Abstract
The role of human leukocyte antigen (HLA) class I and killer immunoglobulin-like receptor molecules in mediating acute retroviral syndrome (ARS) during human immunodeficiency virus type 1 (HIV-1) infection is unclear. Among 72 sub-Saharan African adults, HLA-A*23 was associated with lower odds of ARS (adjusted odds ratio, 0.10 [95% confidence interval, .01–.48]; P = .009), which warrants further studies to explore its role on HIV-1–specific immunopathogenesis.

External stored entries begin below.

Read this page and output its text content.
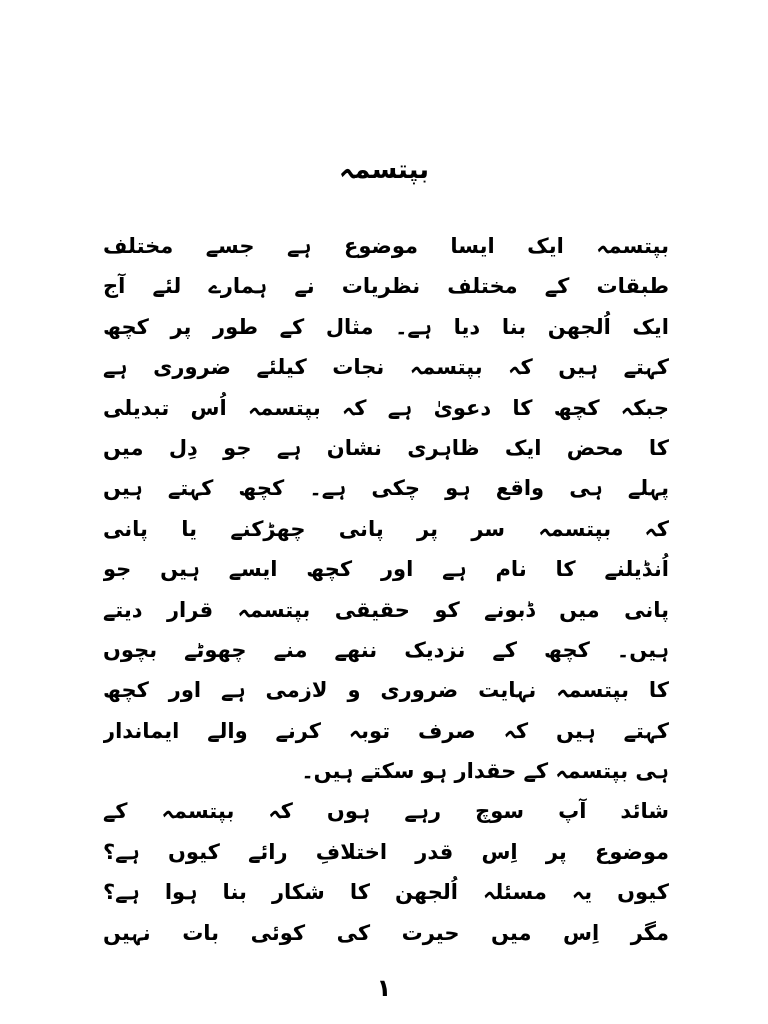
بپتسمہ
بپتسمہ ایک ایسا موضوع ہے جسے مختلف
طبقات کے مختلف نظریات نے ہمارے لئے آج
ایک اُلجھن بنا دیا ہے۔ مثال کے طور پر کچھ
کہتے ہیں کہ بپتسمہ نجات کیلئے ضروری ہے
جبکہ کچھ کا دعویٰ ہے کہ بپتسمہ اُس تبدیلی
کا محض ایک ظاہری نشان ہے جو دِل میں
پہلے ہی واقع ہو چکی ہے۔ کچھ کہتے ہیں
کہ بپتسمہ سر پر پانی چھڑکنے یا پانی
اُنڈیلنے کا نام ہے اور کچھ ایسے ہیں جو
پانی میں ڈبونے کو حقیقی بپتسمہ قرار دیتے
ہیں۔ کچھ کے نزدیک ننھے منے چھوٹے بچوں
کا بپتسمہ نہایت ضروری و لازمی ہے اور کچھ
کہتے ہیں کہ صرف توبہ کرنے والے ایماندار
ہی بپتسمہ کے حقدار ہو سکتے ہیں۔
شائد آپ سوچ رہے ہوں کہ بپتسمہ کے
موضوع پر اِس قدر اختلافِ رائے کیوں ہے؟
کیوں یہ مسئلہ اُلجھن کا شکار بنا ہوا ہے؟
مگر اِس میں حیرت کی کوئی بات نہیں
۱
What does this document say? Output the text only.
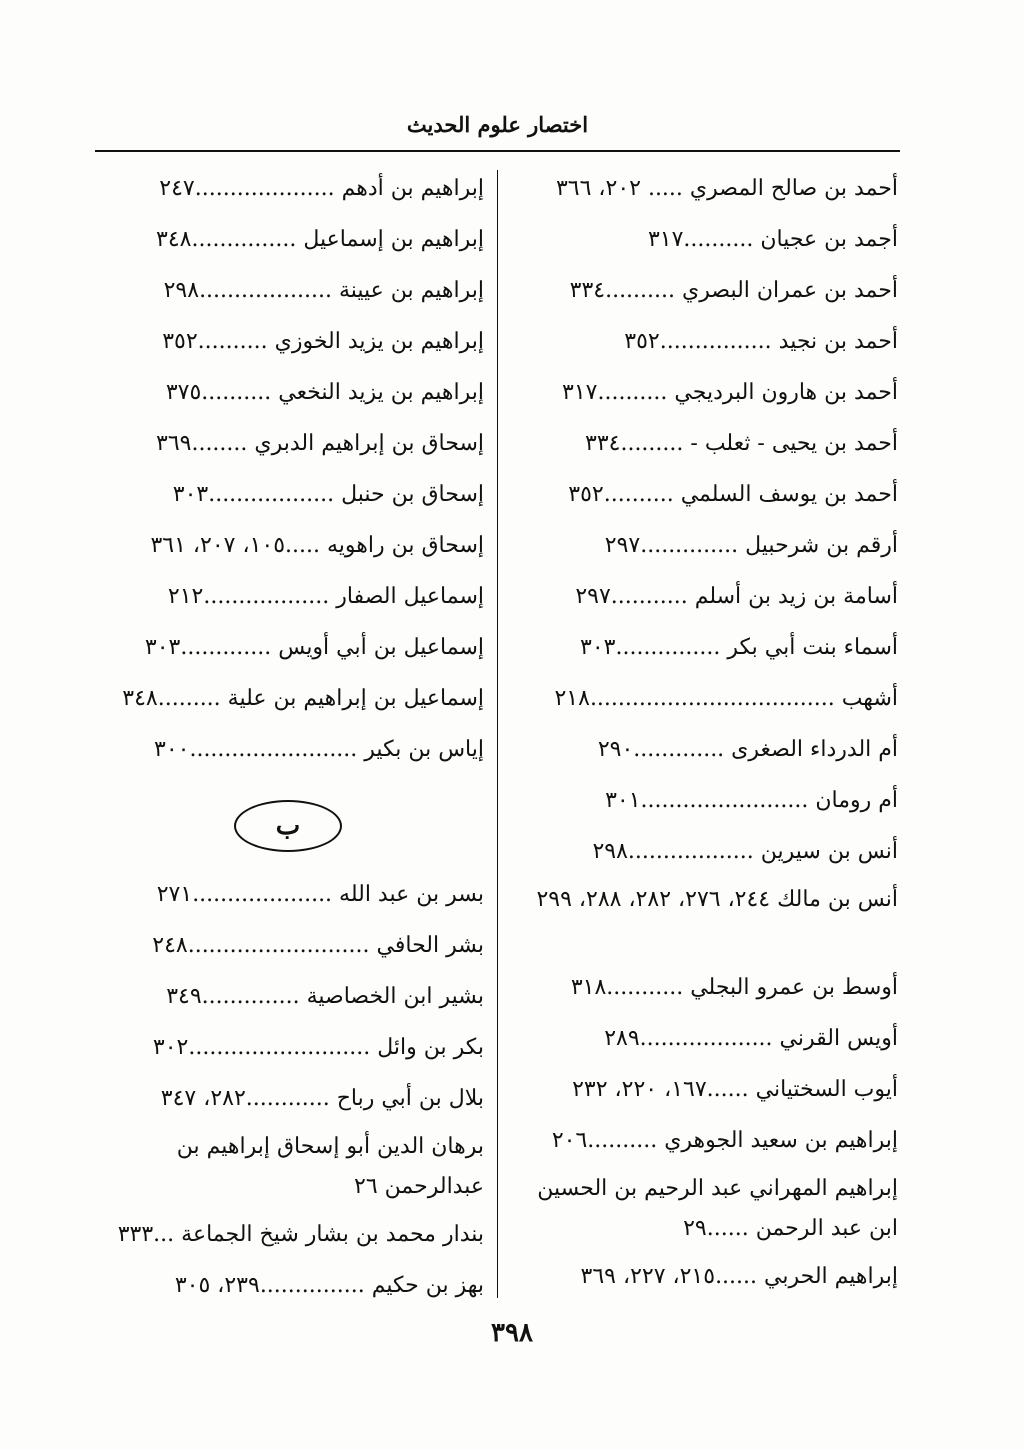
اختصار علوم الحديث
أحمد بن صالح المصري ..... ٢٠٢، ٣٦٦
أجمد بن عجيان ..........٣١٧
أحمد بن عمران البصري ..........٣٣٤
أحمد بن نجيد ................٣٥٢
أحمد بن هارون البرديجي ..........٣١٧
أحمد بن يحيى - ثعلب - .........٣٣٤
أحمد بن يوسف السلمي ..........٣٥٢
أرقم بن شرحبيل ..............٢٩٧
أسامة بن زيد بن أسلم ...........٢٩٧
أسماء بنت أبي بكر ...............٣٠٣
أشهب ...................................٢١٨
أم الدرداء الصغرى .............٢٩٠
أم رومان ........................٣٠١
أنس بن سيرين ..................٢٩٨
أنس بن مالك ٢٤٤، ٢٧٦، ٢٨٢، ٢٨٨، ٢٩٩
أوسط بن عمرو البجلي ...........٣١٨
أويس القرني ...................٢٨٩
أيوب السختياني ......١٦٧، ٢٢٠، ٢٣٢
إبراهيم بن سعيد الجوهري ..........٢٠٦
إبراهيم المهراني عبد الرحيم بن الحسين ابن عبد الرحمن ......٢٩
إبراهيم الحربي ......٢١٥، ٢٢٧، ٣٦٩
إبراهيم بن أدهم ....................٢٤٧
إبراهيم بن إسماعيل ...............٣٤٨
إبراهيم بن عيينة ...................٢٩٨
إبراهيم بن يزيد الخوزي ..........٣٥٢
إبراهيم بن يزيد النخعي ..........٣٧٥
إسحاق بن إبراهيم الدبري ........٣٦٩
إسحاق بن حنبل ..................٣٠٣
إسحاق بن راهويه .....١٠٥، ٢٠٧، ٣٦١
إسماعيل الصفار ..................٢١٢
إسماعيل بن أبي أويس .............٣٠٣
إسماعيل بن إبراهيم بن علية .........٣٤٨
إياس بن بكير ........................٣٠٠
ب
بسر بن عبد الله ....................٢٧١
بشر الحافي ..........................٢٤٨
بشير ابن الخصاصية ..............٣٤٩
بكر بن وائل ..........................٣٠٢
بلال بن أبي رباح ............٢٨٢، ٣٤٧
برهان الدين أبو إسحاق إبراهيم بن عبدالرحمن ٢٦
بندار محمد بن بشار شيخ الجماعة ...٣٣٣
بهز بن حكيم ...............٢٣٩، ٣٠٥
٣٩٨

Keywords: acute HIV infection, acute retroviral syndrome, Africa, HLA, KIR
Acute human immunodeficiency virus type 1 (HIV-1) infection (AHI) is characterized by high viral load and innate immune activation [1]. The innate immune response involves natural killer (NK) cells, which use killer immunoglobulin-like receptors (KIRs) to identify and eradicate virus-infected cells by interacting with human leukocyte antigen (HLA) class I molecules [2]. As a result of the virus–host interactions during AHI, 56%–78% of people with HIV-1 manifest signs and symptoms within the first weeks of infection, generally referred to as acute retroviral syndrome (ARS) [3–5]. High HIV-1 viral load, low CD4+ T-cell count, and a stronger innate immune response during AHI have been associated with ARS [3–5].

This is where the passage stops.